Let's calculate a 90% confidence interval for a sample with:

  • Sample mean (x̄) = 50
  • Population standard deviation (σ) = 10
  • Sample size (n) = 64

Step 1: Find the Z-Score

For 90% confidence, z = 1.645

Step 2: Calculate the Margin of Error

ME = 1.645*(10/√64) = 1.645*(10/8) = 2.056

Step 3: Determine the Confidence Interval

Lower Bound = 50 - 2.056 = 47.944 Upper Bound = 50 + 2.056 = 52.056

Therefore, the 90% confidence interval is from 47.944 to 52.056. This means we're 90% confident that the true population mean falls within this range.

Interpreting the Results

A 90% confidence interval means that if we were to take many samples and calculate a 90% confidence interval for each, approximately 90% of those intervals would contain the true population parameter.

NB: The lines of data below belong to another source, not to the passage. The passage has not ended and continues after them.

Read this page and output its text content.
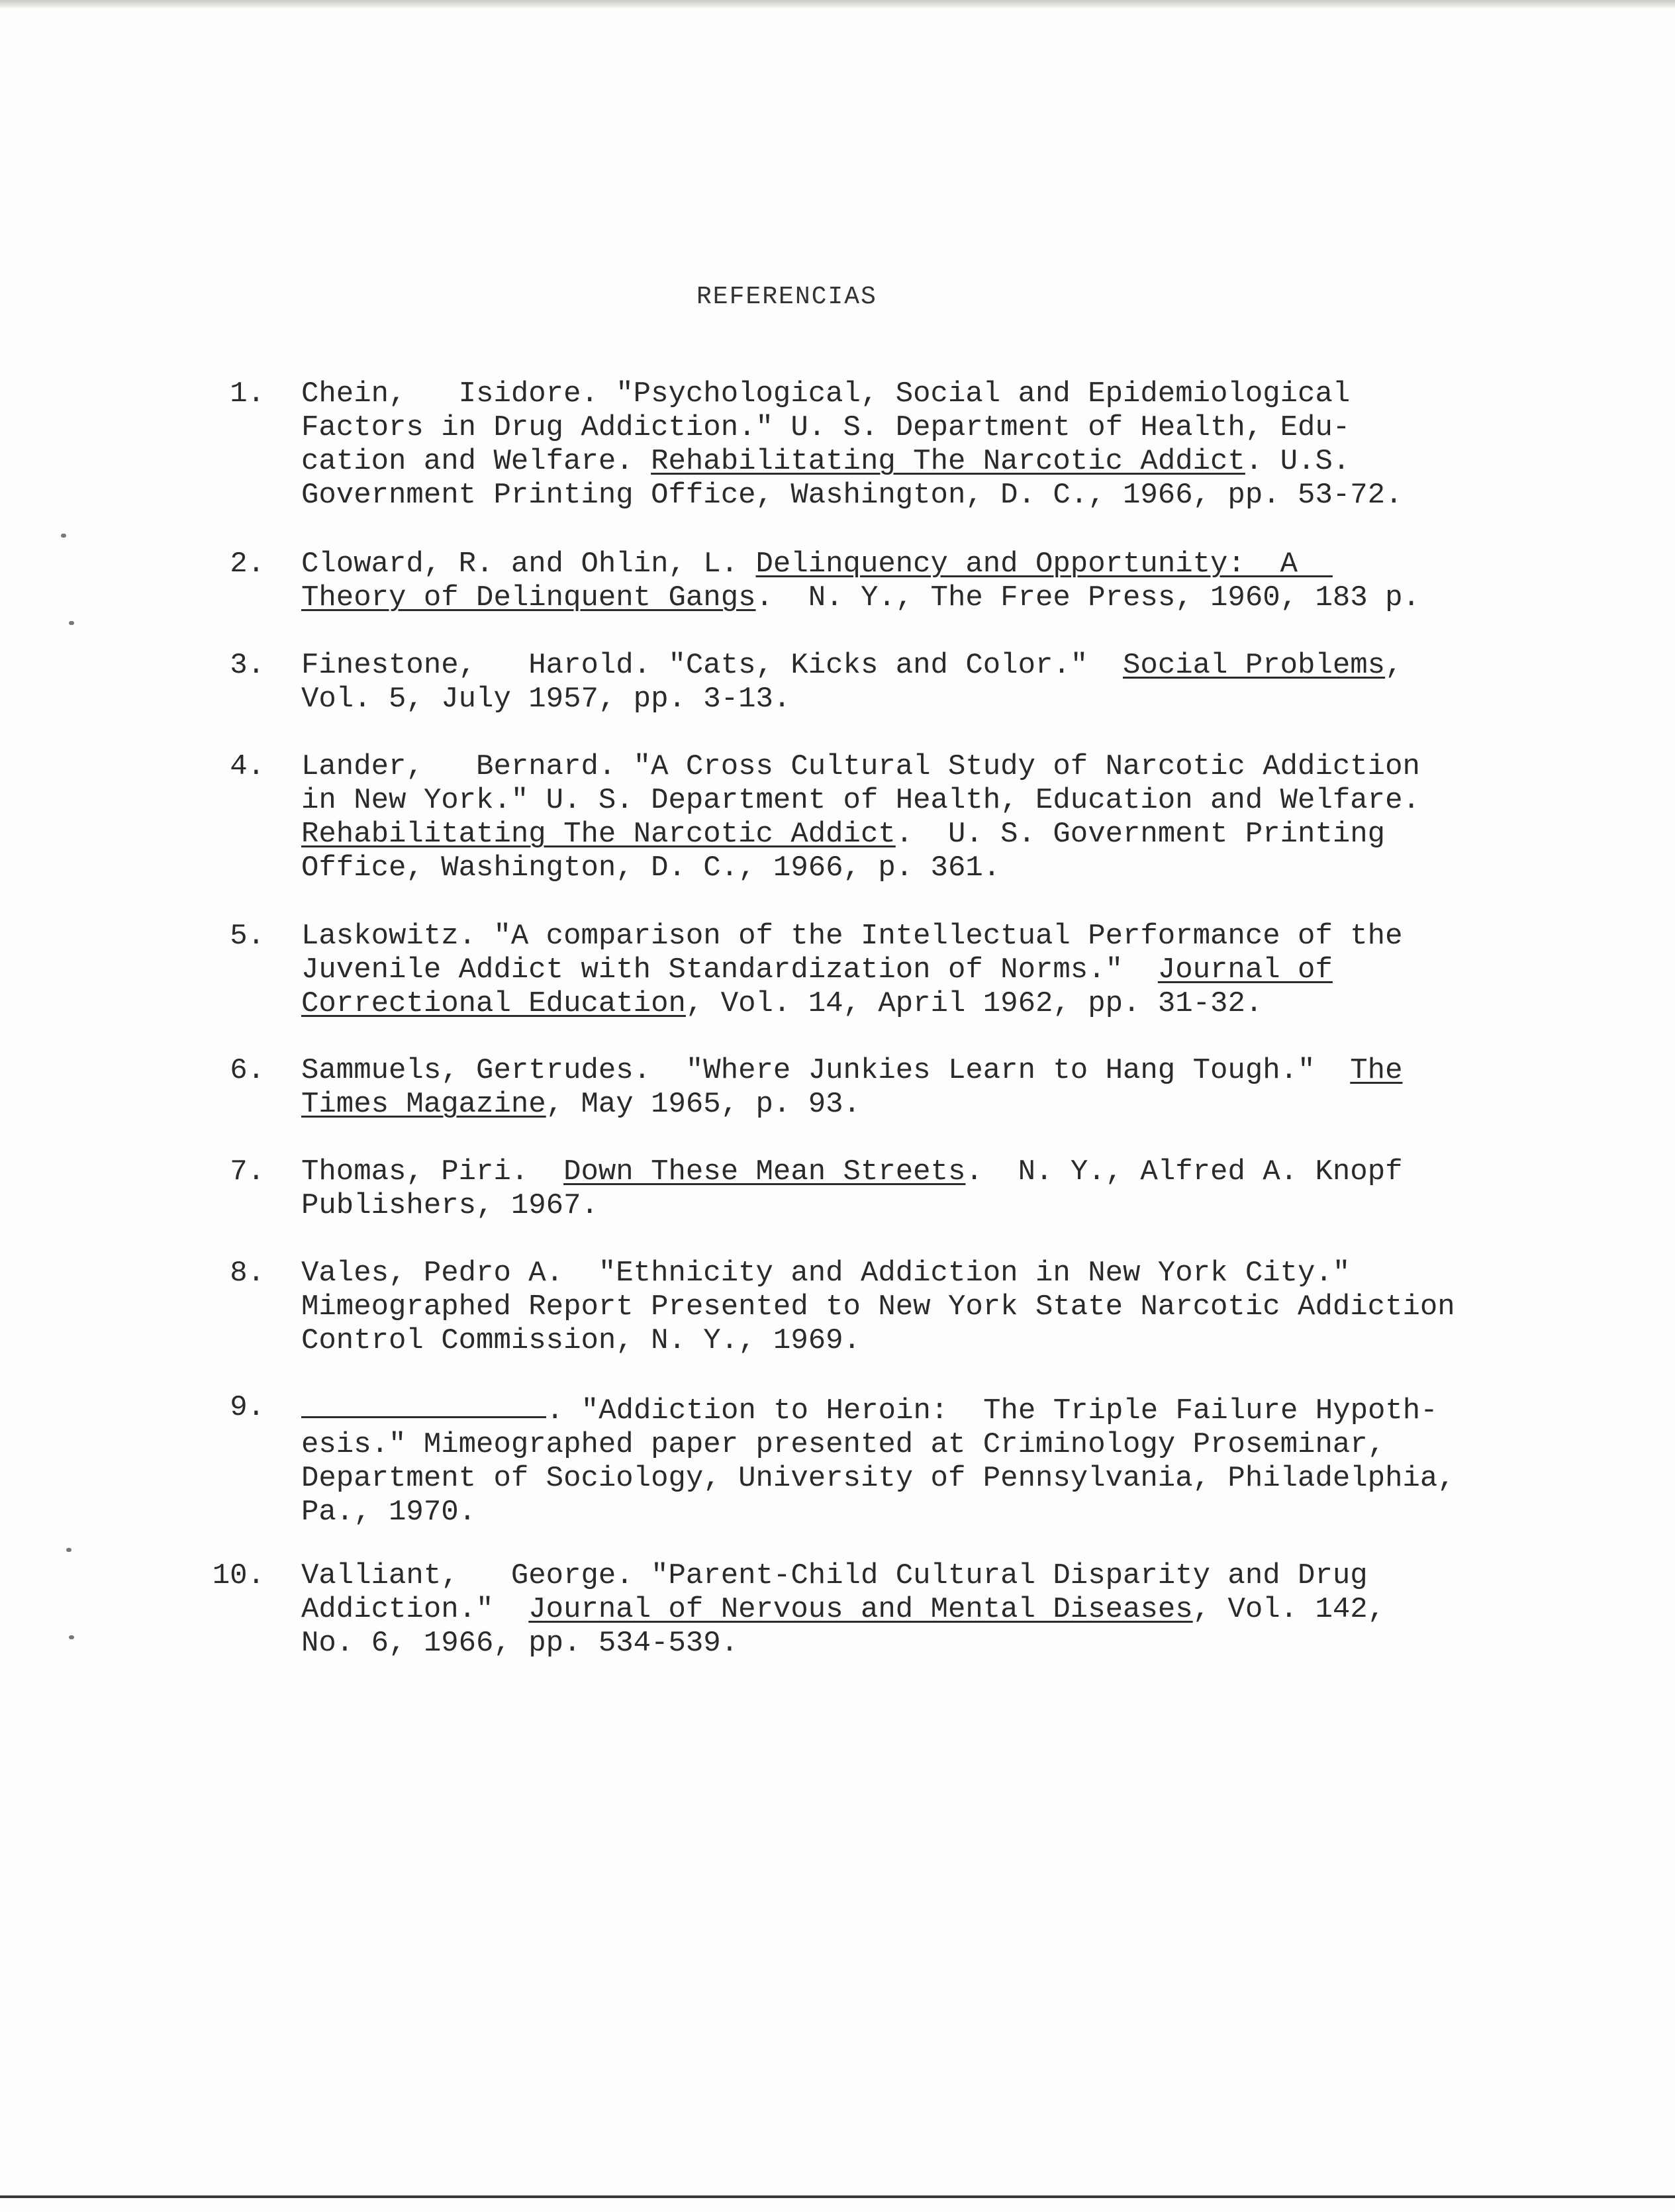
REFERENCIAS
1. Chein,   Isidore. "Psychological, Social and Epidemiological
Factors in Drug Addiction." U. S. Department of Health, Edu-
cation and Welfare. Rehabilitating The Narcotic Addict. U.S.
Government Printing Office, Washington, D. C., 1966, pp. 53-72.
2. Cloward, R. and Ohlin, L. Delinquency and Opportunity:  A
Theory of Delinquent Gangs.  N. Y., The Free Press, 1960, 183 p.
3. Finestone,   Harold. "Cats, Kicks and Color."  Social Problems,
Vol. 5, July 1957, pp. 3-13.
4. Lander,   Bernard. "A Cross Cultural Study of Narcotic Addiction
in New York." U. S. Department of Health, Education and Welfare.
Rehabilitating The Narcotic Addict.  U. S. Government Printing
Office, Washington, D. C., 1966, p. 361.
5. Laskowitz. "A comparison of the Intellectual Performance of the
Juvenile Addict with Standardization of Norms."  Journal of
Correctional Education, Vol. 14, April 1962, pp. 31-32.
6. Sammuels, Gertrudes.  "Where Junkies Learn to Hang Tough."  The
Times Magazine, May 1965, p. 93.
7. Thomas, Piri.  Down These Mean Streets.  N. Y., Alfred A. Knopf
Publishers, 1967.
8. Vales, Pedro A.  "Ethnicity and Addiction in New York City."
Mimeographed Report Presented to New York State Narcotic Addiction
Control Commission, N. Y., 1969.
9.	. "Addiction to Heroin:  The Triple Failure Hypoth-
esis." Mimeographed paper presented at Criminology Proseminar,
Department of Sociology, University of Pennsylvania, Philadelphia,
Pa., 1970.
10. Valliant,   George. "Parent-Child Cultural Disparity and Drug
Addiction."  Journal of Nervous and Mental Diseases, Vol. 142,
No. 6, 1966, pp. 534-539.
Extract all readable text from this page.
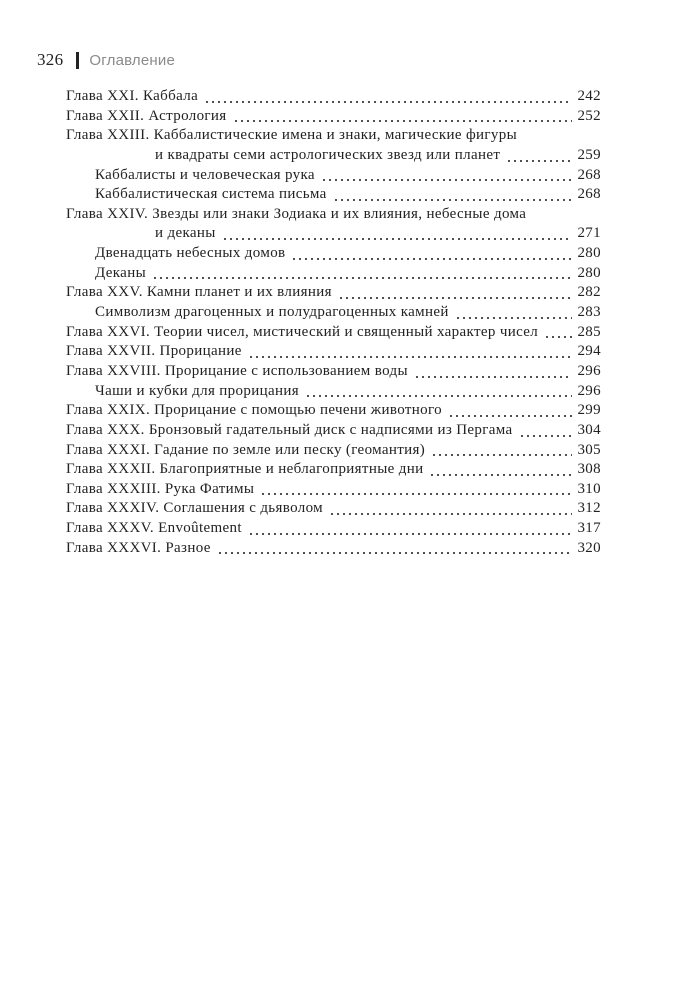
326 Оглавление
Глава XXI. Каббала	242
Глава XXII. Астрология	252
Глава XXIII. Каббалистические имена и знаки, магические фигуры
и квадраты семи астрологических звезд или планет	259
Каббалисты и человеческая рука	268
Каббалистическая система письма	268
Глава XXIV. Звезды или знаки Зодиака и их влияния, небесные дома
и деканы	271
Двенадцать небесных домов	280
Деканы	280
Глава XXV. Камни планет и их влияния	282
Символизм драгоценных и полудрагоценных камней	283
Глава XXVI. Теории чисел, мистический и священный характер чисел	285
Глава XXVII. Прорицание	294
Глава XXVIII. Прорицание с использованием воды	296
Чаши и кубки для прорицания	296
Глава XXIX. Прорицание с помощью печени животного	299
Глава XXX. Бронзовый гадательный диск с надписями из Пергама	304
Глава XXXI. Гадание по земле или песку (геомантия)	305
Глава XXXII. Благоприятные и неблагоприятные дни	308
Глава XXXIII. Рука Фатимы	310
Глава XXXIV. Соглашения с дьяволом	312
Глава XXXV. Envoûtement	317
Глава XXXVI. Разное	320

Common interpretations include:

  • We can be 90% confident that the true value lies within the calculated range
  • The interval provides a range of plausible values for the population parameter
  • As the sample size increases, the confidence interval becomes narrower

It's important to note that a 90% confidence interval doesn't mean there's a 90% probability that the true value is in the interval. Instead, it reflects the reliability of the estimation method over many repetitions.

FAQ

What does a 90% confidence interval mean?
It means that if we were to take many samples and calculate a 90% confidence interval for each, approximately 90% of those intervals would contain the true population parameter.
How does sample size affect the confidence interval?
As the sample size increases, the confidence interval becomes narrower, providing a more precise estimate of the population parameter.
Can I use this calculator for other confidence levels?
This calculator specifically calculates 90% confidence intervals. For other confidence levels, you would need to adjust the z-score accordingly.
What if my sample size is small?
For small samples (n < 30), you should use the t-distribution instead of the z-score, as the population standard deviation is typically unknown.
How do I know if my sample is normally distributed?
You can check for normality using statistical tests like the Shapiro-Wilk test or by examining a histogram of your data. For large samples (n ≥ 30), the Central Limit Theorem often ensures approximate normality.